Before you start, remember that lending institutions are actually competing for your business and not the other way around. They want to lend you money because that is how they make money.

To get your business they will be willing to offer terms that are more attractive than those of their competitors.

Segment 3: The benefit to you


And the benefits to an active negotiator can be astonishing.

For example, on a $200,000, 25-year mortgage, the difference between a 5% interest rate and a 4.5% interest rate could add up to a savings of nearly $17,000.

(graphic) :

$200,000 mortgage for 25 years 
5% interest - $148,963 
4.5% interest - $132,083 
= Saving $16,880

Segment 4 - How to do it

Let's take a look at how you can make this happen:


1) First, carefully analyze your own finances so you know what you can afford. Then prepare yourself using the Mortgage Calculator Tool at the FCAC website: (www.fcac.gc.ca)

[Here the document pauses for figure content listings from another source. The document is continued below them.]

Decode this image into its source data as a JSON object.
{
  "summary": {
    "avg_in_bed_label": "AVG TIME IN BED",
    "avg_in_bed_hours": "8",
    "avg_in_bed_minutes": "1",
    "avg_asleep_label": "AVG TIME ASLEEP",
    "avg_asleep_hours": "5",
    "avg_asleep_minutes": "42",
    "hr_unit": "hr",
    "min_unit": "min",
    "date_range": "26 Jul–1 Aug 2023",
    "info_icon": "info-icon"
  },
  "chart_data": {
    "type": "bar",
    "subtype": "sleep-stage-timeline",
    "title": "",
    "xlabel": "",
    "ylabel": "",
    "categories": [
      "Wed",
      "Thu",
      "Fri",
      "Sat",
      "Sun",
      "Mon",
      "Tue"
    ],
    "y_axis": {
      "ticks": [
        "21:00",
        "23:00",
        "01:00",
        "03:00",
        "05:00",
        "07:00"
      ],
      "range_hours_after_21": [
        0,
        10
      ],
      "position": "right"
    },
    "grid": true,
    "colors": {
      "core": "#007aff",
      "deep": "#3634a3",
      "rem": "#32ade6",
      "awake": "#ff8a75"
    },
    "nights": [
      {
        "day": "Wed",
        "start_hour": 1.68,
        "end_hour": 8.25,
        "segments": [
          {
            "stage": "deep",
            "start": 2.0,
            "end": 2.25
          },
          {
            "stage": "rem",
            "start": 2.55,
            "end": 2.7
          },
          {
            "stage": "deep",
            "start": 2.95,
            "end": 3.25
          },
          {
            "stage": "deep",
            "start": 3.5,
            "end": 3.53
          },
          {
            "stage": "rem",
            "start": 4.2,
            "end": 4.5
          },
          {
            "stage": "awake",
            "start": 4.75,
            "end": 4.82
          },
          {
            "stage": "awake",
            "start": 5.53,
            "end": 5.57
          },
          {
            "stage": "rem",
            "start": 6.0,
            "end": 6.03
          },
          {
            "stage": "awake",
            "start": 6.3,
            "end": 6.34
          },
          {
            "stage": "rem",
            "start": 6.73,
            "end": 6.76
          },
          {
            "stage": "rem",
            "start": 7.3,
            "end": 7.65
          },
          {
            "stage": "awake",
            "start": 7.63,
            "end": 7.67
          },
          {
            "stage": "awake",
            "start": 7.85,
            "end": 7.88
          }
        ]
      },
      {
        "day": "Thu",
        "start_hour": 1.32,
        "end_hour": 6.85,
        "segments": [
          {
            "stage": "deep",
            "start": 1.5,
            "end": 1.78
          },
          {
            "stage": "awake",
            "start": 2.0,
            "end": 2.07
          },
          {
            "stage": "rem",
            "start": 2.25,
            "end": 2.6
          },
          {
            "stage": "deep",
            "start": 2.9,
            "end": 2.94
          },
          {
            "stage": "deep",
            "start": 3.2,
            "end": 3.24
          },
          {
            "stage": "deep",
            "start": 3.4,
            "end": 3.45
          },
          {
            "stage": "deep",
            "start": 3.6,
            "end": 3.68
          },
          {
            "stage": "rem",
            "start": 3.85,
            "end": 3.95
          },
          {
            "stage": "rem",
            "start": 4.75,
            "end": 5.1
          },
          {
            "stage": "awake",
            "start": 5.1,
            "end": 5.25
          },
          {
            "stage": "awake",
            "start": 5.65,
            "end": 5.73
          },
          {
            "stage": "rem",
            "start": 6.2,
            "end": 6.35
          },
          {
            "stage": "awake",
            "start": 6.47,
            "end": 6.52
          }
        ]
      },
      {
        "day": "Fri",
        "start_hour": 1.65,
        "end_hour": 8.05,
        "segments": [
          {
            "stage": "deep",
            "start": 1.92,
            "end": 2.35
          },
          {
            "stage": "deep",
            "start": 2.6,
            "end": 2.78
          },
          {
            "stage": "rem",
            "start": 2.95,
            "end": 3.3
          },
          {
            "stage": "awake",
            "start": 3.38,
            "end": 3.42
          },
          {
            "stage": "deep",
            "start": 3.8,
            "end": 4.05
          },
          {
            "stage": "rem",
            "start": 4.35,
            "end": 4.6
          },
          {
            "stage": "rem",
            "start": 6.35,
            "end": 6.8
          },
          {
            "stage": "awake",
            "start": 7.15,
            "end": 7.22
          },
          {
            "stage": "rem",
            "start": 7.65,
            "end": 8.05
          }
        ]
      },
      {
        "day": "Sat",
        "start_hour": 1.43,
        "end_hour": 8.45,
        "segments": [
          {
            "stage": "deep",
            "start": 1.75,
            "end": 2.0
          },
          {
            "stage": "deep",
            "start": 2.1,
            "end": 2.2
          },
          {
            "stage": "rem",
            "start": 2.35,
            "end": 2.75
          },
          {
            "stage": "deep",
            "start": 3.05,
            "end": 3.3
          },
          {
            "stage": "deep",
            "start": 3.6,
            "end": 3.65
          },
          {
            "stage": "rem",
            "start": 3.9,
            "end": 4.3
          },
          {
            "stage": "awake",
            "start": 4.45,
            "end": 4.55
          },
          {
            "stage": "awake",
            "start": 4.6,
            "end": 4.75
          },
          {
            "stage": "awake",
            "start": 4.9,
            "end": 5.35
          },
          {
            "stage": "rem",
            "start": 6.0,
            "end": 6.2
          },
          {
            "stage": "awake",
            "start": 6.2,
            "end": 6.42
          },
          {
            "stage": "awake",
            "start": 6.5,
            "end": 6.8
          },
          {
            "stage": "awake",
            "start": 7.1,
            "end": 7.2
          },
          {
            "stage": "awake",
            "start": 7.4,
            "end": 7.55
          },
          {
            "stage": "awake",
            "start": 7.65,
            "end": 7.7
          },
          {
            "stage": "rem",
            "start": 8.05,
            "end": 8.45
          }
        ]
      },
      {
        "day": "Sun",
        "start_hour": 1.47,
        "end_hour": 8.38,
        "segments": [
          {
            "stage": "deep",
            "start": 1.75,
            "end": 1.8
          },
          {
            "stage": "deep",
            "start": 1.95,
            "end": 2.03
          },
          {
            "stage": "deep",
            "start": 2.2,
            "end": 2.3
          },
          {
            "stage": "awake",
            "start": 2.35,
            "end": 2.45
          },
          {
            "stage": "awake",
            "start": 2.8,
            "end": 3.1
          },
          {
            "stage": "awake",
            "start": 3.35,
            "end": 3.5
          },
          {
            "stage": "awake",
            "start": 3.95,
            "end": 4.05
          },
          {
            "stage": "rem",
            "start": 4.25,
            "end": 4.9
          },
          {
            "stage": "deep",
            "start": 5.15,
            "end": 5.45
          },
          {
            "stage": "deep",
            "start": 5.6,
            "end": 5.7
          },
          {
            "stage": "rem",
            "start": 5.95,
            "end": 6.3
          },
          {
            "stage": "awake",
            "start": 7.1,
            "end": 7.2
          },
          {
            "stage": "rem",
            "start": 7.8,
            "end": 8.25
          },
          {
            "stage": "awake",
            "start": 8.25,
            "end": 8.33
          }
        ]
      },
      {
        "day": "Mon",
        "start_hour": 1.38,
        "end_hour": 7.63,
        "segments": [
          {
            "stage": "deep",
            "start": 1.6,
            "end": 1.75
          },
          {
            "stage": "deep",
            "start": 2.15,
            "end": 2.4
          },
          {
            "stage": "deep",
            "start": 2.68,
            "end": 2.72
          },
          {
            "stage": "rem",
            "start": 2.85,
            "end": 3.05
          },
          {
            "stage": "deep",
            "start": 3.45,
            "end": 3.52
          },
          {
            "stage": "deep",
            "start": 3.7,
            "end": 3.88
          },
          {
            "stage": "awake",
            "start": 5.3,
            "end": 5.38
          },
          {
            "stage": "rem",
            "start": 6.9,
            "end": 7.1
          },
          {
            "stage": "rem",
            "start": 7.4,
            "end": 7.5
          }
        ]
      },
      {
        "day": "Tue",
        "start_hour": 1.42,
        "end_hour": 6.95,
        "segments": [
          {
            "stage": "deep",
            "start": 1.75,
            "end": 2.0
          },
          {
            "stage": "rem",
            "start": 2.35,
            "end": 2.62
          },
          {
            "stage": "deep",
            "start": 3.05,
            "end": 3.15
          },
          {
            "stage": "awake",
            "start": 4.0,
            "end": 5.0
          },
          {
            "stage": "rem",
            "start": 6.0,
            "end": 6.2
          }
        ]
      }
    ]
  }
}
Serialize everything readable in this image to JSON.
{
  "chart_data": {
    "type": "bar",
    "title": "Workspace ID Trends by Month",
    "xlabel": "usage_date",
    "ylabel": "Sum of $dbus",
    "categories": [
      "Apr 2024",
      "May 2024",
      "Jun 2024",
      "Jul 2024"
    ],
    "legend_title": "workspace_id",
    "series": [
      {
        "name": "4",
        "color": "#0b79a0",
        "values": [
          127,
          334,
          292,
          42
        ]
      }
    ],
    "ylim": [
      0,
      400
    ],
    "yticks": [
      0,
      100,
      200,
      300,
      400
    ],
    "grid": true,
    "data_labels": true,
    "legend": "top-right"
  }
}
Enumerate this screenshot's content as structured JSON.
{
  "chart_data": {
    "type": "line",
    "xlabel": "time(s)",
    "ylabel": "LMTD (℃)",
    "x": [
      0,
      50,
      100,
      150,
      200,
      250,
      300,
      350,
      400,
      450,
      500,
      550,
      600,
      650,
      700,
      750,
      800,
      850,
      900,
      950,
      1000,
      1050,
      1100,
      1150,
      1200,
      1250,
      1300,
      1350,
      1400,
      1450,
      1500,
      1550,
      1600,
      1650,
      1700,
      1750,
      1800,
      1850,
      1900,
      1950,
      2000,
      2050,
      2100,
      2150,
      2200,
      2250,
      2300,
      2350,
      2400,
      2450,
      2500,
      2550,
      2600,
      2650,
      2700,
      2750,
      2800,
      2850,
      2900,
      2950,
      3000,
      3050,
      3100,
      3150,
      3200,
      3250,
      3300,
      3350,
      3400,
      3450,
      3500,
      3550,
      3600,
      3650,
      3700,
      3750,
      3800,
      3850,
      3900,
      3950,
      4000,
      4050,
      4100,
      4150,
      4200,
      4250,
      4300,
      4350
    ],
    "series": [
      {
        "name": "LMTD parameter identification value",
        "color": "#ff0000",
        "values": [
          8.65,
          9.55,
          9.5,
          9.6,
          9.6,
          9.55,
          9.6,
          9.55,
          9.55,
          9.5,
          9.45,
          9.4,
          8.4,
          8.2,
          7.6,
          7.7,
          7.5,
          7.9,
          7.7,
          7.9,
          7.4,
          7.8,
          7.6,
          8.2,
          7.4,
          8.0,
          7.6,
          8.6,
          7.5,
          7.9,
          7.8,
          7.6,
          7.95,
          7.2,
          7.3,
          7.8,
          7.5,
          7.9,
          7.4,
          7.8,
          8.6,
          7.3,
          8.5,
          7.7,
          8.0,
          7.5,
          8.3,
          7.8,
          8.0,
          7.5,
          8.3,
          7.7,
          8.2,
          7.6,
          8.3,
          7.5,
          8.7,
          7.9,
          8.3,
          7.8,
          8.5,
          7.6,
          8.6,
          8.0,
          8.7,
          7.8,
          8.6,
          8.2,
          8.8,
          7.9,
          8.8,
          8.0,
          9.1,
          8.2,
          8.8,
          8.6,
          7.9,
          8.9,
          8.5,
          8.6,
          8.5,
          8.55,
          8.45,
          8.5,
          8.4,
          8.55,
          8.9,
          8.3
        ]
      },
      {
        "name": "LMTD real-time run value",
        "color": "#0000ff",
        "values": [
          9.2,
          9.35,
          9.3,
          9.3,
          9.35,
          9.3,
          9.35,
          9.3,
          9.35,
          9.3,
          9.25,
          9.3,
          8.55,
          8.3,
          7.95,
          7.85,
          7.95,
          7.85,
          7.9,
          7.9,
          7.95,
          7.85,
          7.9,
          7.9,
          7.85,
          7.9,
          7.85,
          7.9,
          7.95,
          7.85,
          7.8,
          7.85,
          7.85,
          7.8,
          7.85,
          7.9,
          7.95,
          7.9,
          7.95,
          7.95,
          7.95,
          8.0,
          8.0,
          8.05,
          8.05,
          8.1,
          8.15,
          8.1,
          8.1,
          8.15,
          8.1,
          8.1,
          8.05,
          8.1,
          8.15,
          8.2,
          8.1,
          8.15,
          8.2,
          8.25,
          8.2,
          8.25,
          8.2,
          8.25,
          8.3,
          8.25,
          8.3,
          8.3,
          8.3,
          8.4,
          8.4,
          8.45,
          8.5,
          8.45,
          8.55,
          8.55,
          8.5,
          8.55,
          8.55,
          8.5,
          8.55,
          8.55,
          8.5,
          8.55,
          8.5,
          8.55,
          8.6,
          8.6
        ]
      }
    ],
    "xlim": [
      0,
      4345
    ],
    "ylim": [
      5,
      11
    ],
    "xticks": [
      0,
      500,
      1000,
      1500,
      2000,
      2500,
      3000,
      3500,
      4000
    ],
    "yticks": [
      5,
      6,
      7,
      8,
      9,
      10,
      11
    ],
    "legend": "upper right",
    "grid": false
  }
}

Calculate different payment and interest options. This knowledge will help you figure out what your bottom line is, and what options are most important to you.

2) Then, interview several lenders to get information about what each one offers. Tell them that you want to have your mortgage pre-approved before you make an offer on the home that you want to buy. This demonstrates that you know what you are doing.

3) Don't take the first offer that a lender gives you, try negotiating first. See if competing lenders will match their opponent's terms, or offer better ones.

4) Decide which offer, and which combination of features, works best for your circumstances.

5) Lending institutions are often willing to negotiate a wide range of mortgage terms. Two of the most important ones are:


5a) Interest rates can vary widely, typically ranging from the "prime" rate plus from half of one percent to over five percent. The prime rate is the rate lenders charge their best customers.

5b) The Amortization period also has a major impact on your mortgage payments and the interest that you pay over the life of the mortgage.

And there are many more negotiable items.

Segment 5: Mortgage broker

One alternative to negotiating directly is to have a mortgage broker negotiate for you. They are paid a finder's fee by the lender. If that sounds like something you'd be interested in, interview more than one broker to find one who meets your needs best. Some brokers only work with a few lenders.


Your strongest negotiating tools are knowledge and competition. Interview several lenders and compare their offers. Take the offer that works best for you. You could save thousands of dollars over the life of your mortgage!